The strongest controls are the ones baked into the resource definition rather than bolted on by a runbook:

  • State locking is non-negotiable. Run the role module against a locked remote backend so two pipelines cannot mutate the same trust policy concurrently and leave state describing a relationship that does not exist in the account.
  • No long-lived secrets in roles. Roles deliver temporary STS credentials by design; max_session_duration is capped at one hour for stateless renderers so a leaked credential expires fast. Where static secrets are unavoidable (a database password for non-IAM auth), reference them from Secrets Manager and mark Terraform outputs sensitive / encrypt Pulumi config — never inline them in policy JSON.
  • Network isolation reinforces identity. Scope storage permissions to a VPC endpoint and pair them with an endpoint policy so that even a valid credential used from outside the expected network path is denied. Identity and route must agree.
  • Permission boundaries and SCPs cap the ceiling. Codify Service Control Policies and IAM permission boundaries alongside the role so that an explicit deny survives any manual console edit — the platform’s hard upper bound on what a role can ever do.
  • External IDs on every cross-account trust. A sts:AssumeRole from a partner or SaaS account must require an ExternalId condition and, where appropriate, MFA, closing the confused-deputy path between analytics and production accounts.

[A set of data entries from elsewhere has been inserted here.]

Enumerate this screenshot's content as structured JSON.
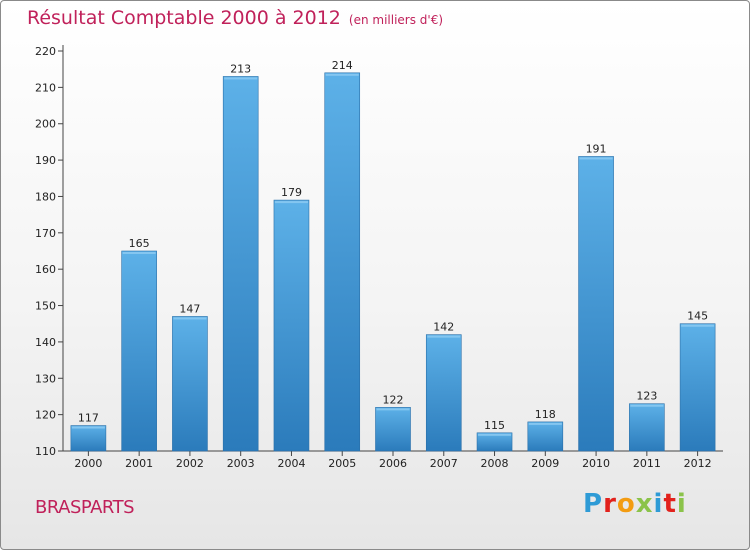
{
  "header": {
    "title": "Résultat Comptable 2000 à 2012",
    "subtitle": "(en milliers d'€)"
  },
  "place": "BRASPARTS",
  "logo": {
    "text": "Proxiti",
    "letters": [
      {
        "char": "P",
        "color": "#2e9bd6"
      },
      {
        "char": "r",
        "color": "#e2211c"
      },
      {
        "char": "o",
        "color": "#f39c12"
      },
      {
        "char": "x",
        "color": "#8bc34a"
      },
      {
        "char": "i",
        "color": "#2e9bd6"
      },
      {
        "char": "t",
        "color": "#e2211c"
      },
      {
        "char": "i",
        "color": "#8bc34a"
      }
    ]
  },
  "chart_data": {
    "type": "bar",
    "title": "Résultat Comptable 2000 à 2012",
    "subtitle": "(en milliers d'€)",
    "xlabel": "",
    "ylabel": "",
    "categories": [
      "2000",
      "2001",
      "2002",
      "2003",
      "2004",
      "2005",
      "2006",
      "2007",
      "2008",
      "2009",
      "2010",
      "2011",
      "2012"
    ],
    "values": [
      117,
      165,
      147,
      213,
      179,
      214,
      122,
      142,
      115,
      118,
      191,
      123,
      145
    ],
    "ylim": [
      110,
      220
    ],
    "yticks": [
      110,
      120,
      130,
      140,
      150,
      160,
      170,
      180,
      190,
      200,
      210,
      220
    ],
    "grid": false,
    "colors": {
      "bar_light": "#5aaee6",
      "bar_dark": "#2f7fbf",
      "axis": "#333333"
    }
  }
}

Troubleshooting and failure modes

  • S3 prefix scope mismatch. Renderers return empty tiles or AccessDenied because ListBucket was granted on the object path instead of the bucket ARN with an s3:prefix condition, or because the environment prefix in the policy does not match the prefix in the request. Confirm the s3:prefix condition matches the renderer’s actual key layout; a CloudTrail AccessDenied on ListBucket with an empty prefix is the signature.
  • VPC endpoint policy gap. Identity allows the read, but the gateway endpoint’s own policy does not, so requests fail with AccessDenied even though the role looks correct. The IAM policy and the endpoint policy must both permit the action — check the endpoint policy whenever a role audit shows the grant is present but reads still fail.
  • Trust policy region/IP skew. Tasks cannot assume the role after a region migration or a NAT/egress IP change because the aws:RequestedRegion or aws:SourceIp condition no longer matches. The symptom is AssumeRole failures in CloudTrail with no matching Allow; re-render the module with the current CIDRs.
  • Cross-account confused deputy. A trust policy missing its ExternalId lets a third party assume the role on a victim’s behalf. Audit every cross-account assume_role_policy for a sts:ExternalId condition; its absence is the finding.
  • IAM database auth role skew. Cloud identity exists but the matching PostgreSQL role was never granted (or was dropped), so connections authenticate at the cloud layer then fail at the database with a permission error. Provision the cloud role and the database grant in the same module so they cannot drift apart.

For provider-specific behaviour, consult the Terraform AWS Provider IAM Role documentation and the AWS IAM policy evaluation logic reference, in which an explicit deny in a boundary policy always overrides a role permission.